A qué señales de alerta estar atentos

* Expresiones verbales de desesperanza o deseos de morir.

* Aislamiento social, retraimiento, cambios bruscos de conducta.

* Conductas de planificación o intentos previos.

* Patologías de base (ansiedad, depresión) y antecedentes familiares.

Al percibir cualquiera de estas señales, la recomendación es contener, evaluar el riesgo y asegurar atención inmediata, para luego trabajar un plan integral con acompañamiento psicológico y, si corresponde, tratamiento farmacológico.

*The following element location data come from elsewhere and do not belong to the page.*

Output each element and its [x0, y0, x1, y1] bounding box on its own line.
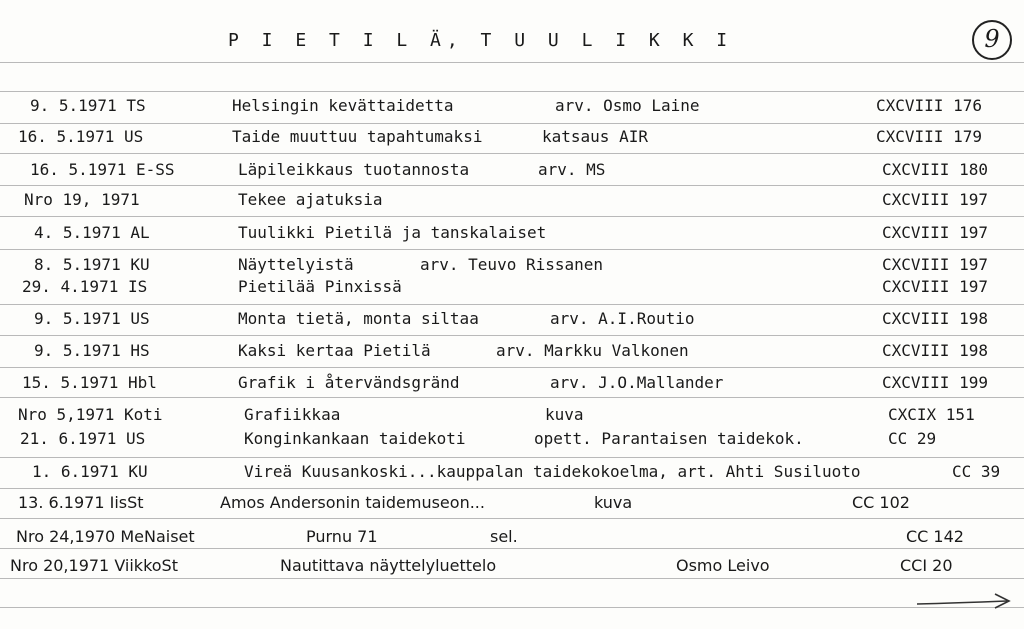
entry-date: Nro 19, 1971 — [24, 190, 140, 209]
entry-row — [0, 429, 1024, 455]
entry-row — [0, 341, 1024, 367]
entry-ref: CXCVIII 197 — [882, 277, 988, 296]
entry-date: 29. 4.1971 IS — [22, 277, 148, 296]
entry-title: Helsingin kevättaidetta — [232, 96, 454, 115]
entry-date: 13. 6.1971 IisSt — [18, 493, 144, 512]
entry-ref: CXCIX 151 — [888, 405, 975, 424]
entry-ref: CXCVIII 197 — [882, 190, 988, 209]
rule-line — [0, 123, 1024, 124]
card-title: P I E T I L Ä, T U U L I K K I — [228, 30, 734, 51]
rule-line — [0, 607, 1024, 608]
rule-line — [0, 249, 1024, 250]
entry-date: 1. 6.1971 KU — [32, 462, 148, 481]
entry-ref: CXCVIII 199 — [882, 373, 988, 392]
entry-ref: CC 142 — [906, 527, 964, 546]
rule-line — [0, 216, 1024, 217]
entry-row — [0, 127, 1024, 153]
entry-title: Taide muuttuu tapahtumaksi — [232, 127, 483, 146]
entry-date: 9. 5.1971 TS — [30, 96, 146, 115]
entry-date: 15. 5.1971 Hbl — [22, 373, 157, 392]
entry-ref: CXCVIII 198 — [882, 341, 988, 360]
entry-date: 4. 5.1971 AL — [34, 223, 150, 242]
entry-date: 16. 5.1971 E-SS — [30, 160, 175, 179]
entry-row — [0, 190, 1024, 216]
entry-note: arv. Osmo Laine — [555, 96, 700, 115]
entry-date: Nro 24,1970 MeNaiset — [16, 527, 195, 546]
entry-ref: CXCVIII 180 — [882, 160, 988, 179]
rule-line — [0, 91, 1024, 92]
rule-line — [0, 153, 1024, 154]
entry-note: arv. A.I.Routio — [550, 309, 695, 328]
entry-ref: CC 102 — [852, 493, 910, 512]
entry-ref: CXCVIII 197 — [882, 223, 988, 242]
entry-title: Nautittava näyttelyluettelo — [280, 556, 497, 575]
entry-date: 8. 5.1971 KU — [34, 255, 150, 274]
entry-title: Grafiikkaa — [244, 405, 341, 424]
entry-row — [0, 373, 1024, 399]
entry-title: Purnu 71 — [306, 527, 378, 546]
entry-title: Konginkankaan taidekoti — [244, 429, 466, 448]
entry-note: kuva — [545, 405, 584, 424]
entry-row — [0, 309, 1024, 335]
rule-line — [0, 457, 1024, 458]
entry-title: Läpileikkaus tuotannosta — [238, 160, 470, 179]
entry-ref: CC 29 — [888, 429, 937, 448]
entry-title: Grafik i återvändsgränd — [238, 373, 460, 392]
entry-ref: CC 39 — [952, 462, 1001, 481]
entry-ref: CXCVIII 179 — [876, 127, 982, 146]
entry-note: opett. Parantaisen taidekok. — [534, 429, 804, 448]
entry-row — [0, 405, 1024, 431]
entry-date: 9. 5.1971 US — [34, 309, 150, 328]
entry-title: Kaksi kertaa Pietilä — [238, 341, 431, 360]
entry-row — [0, 96, 1024, 122]
entry-note: katsaus AIR — [542, 127, 648, 146]
entry-title: Tuulikki Pietilä ja tanskalaiset — [238, 223, 547, 242]
entry-row — [0, 223, 1024, 249]
entry-note: arv. Markku Valkonen — [496, 341, 689, 360]
entry-date: 21. 6.1971 US — [20, 429, 146, 448]
entry-row — [0, 556, 1024, 582]
entry-row — [0, 493, 1024, 519]
entry-note: arv. J.O.Mallander — [550, 373, 724, 392]
entry-row — [0, 527, 1024, 553]
entry-date: 9. 5.1971 HS — [34, 341, 150, 360]
entry-note: arv. Teuvo Rissanen — [420, 255, 604, 274]
entry-row — [0, 277, 1024, 303]
entry-row — [0, 462, 1024, 488]
rule-line — [0, 62, 1024, 63]
entry-title: Monta tietä, monta siltaa — [238, 309, 479, 328]
entry-note: sel. — [490, 527, 518, 546]
rule-line — [0, 335, 1024, 336]
entry-note: arv. MS — [538, 160, 606, 179]
entry-note: kuva — [594, 493, 633, 512]
rule-line — [0, 304, 1024, 305]
entry-date: Nro 20,1971 ViikkoSt — [10, 556, 178, 575]
rule-line — [0, 488, 1024, 489]
entry-date: Nro 5,1971 Koti — [18, 405, 163, 424]
rule-line — [0, 367, 1024, 368]
entry-ref: CXCVIII 176 — [876, 96, 982, 115]
entry-title: Pietilää Pinxissä — [238, 277, 402, 296]
entry-date: 16. 5.1971 US — [18, 127, 144, 146]
entry-title: Tekee ajatuksia — [238, 190, 383, 209]
entry-title: Vireä Kuusankoski...kauppalan taidekokoelma, art. Ahti Susiluoto — [244, 462, 861, 481]
entry-title: Näyttelyistä — [238, 255, 354, 274]
entry-note: Osmo Leivo — [676, 556, 770, 575]
entry-ref: CCI 20 — [900, 556, 953, 575]
arrow-right-icon — [915, 590, 1015, 614]
page-number-circle: 9 — [972, 20, 1012, 60]
entry-ref: CXCVIII 198 — [882, 309, 988, 328]
entry-row — [0, 160, 1024, 186]
entry-ref: CXCVIII 197 — [882, 255, 988, 274]
entry-title: Amos Andersonin taidemuseon... — [220, 493, 485, 512]
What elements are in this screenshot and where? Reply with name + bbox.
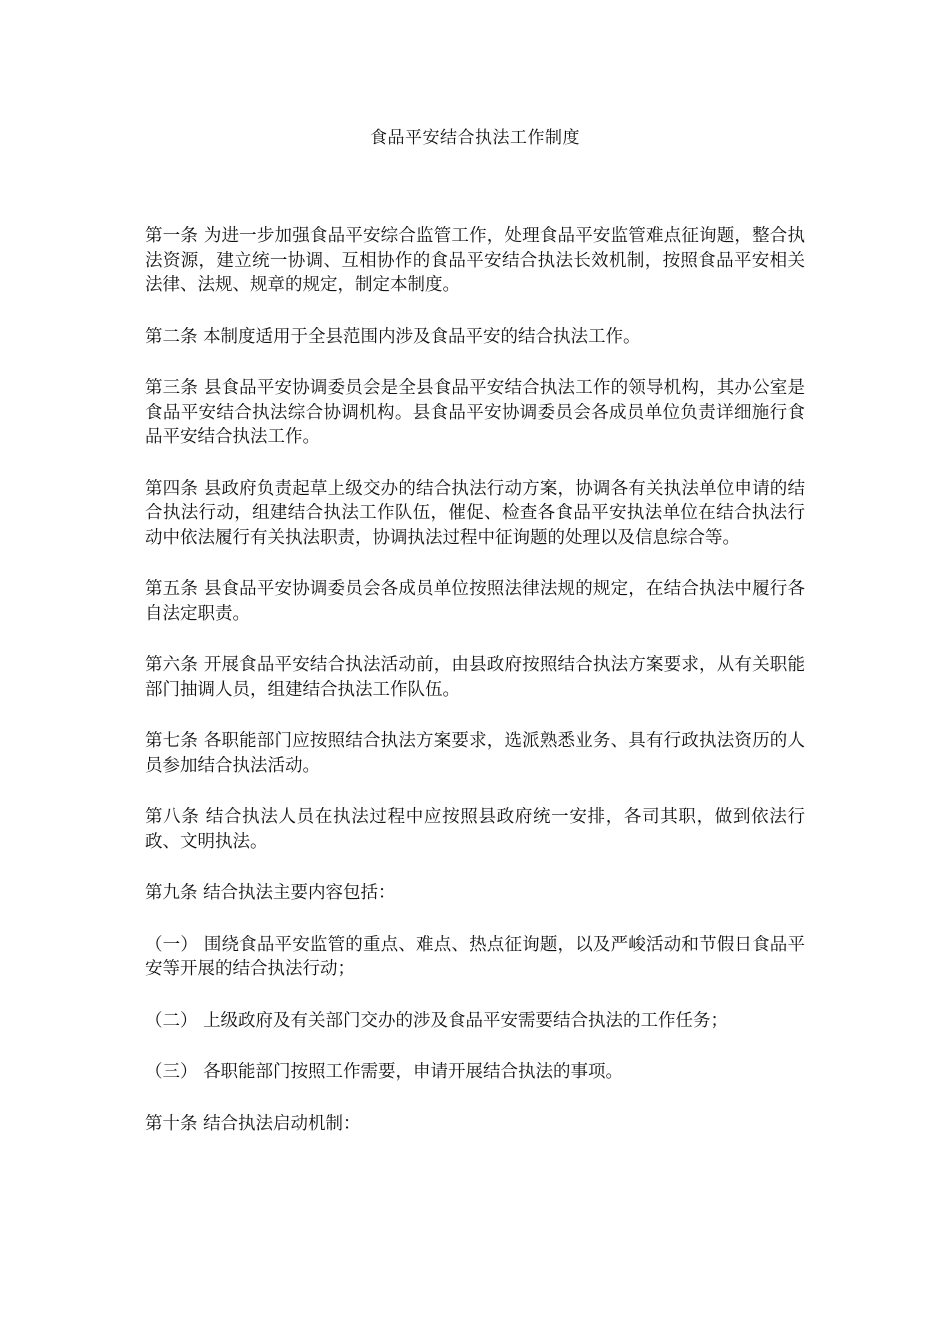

Ante una situación, tanto el afectado como las familias pueden llamar a la línea de Atención en Crisis del IPS: 3765-481000, las 24 horas todo el año. O bien marcar al 911, que ellos harán la primera asistencia para luego dejar el caso en manos de los profesionales o bien comunicarse con el Centro de Atención Virtual en Salud Mental (ChaViS) al 3764+518800 (WhatsApp).

“Si necesitás ayuda, no estás solo. Hay personas disponibles para escucharte, acompañarte y ayudarte a encontrar una salida. Siempre hay esperanza y alguien dispuesto a escucharte”, resume el mensaje que circula desde los equipos de salud mental de la provincia.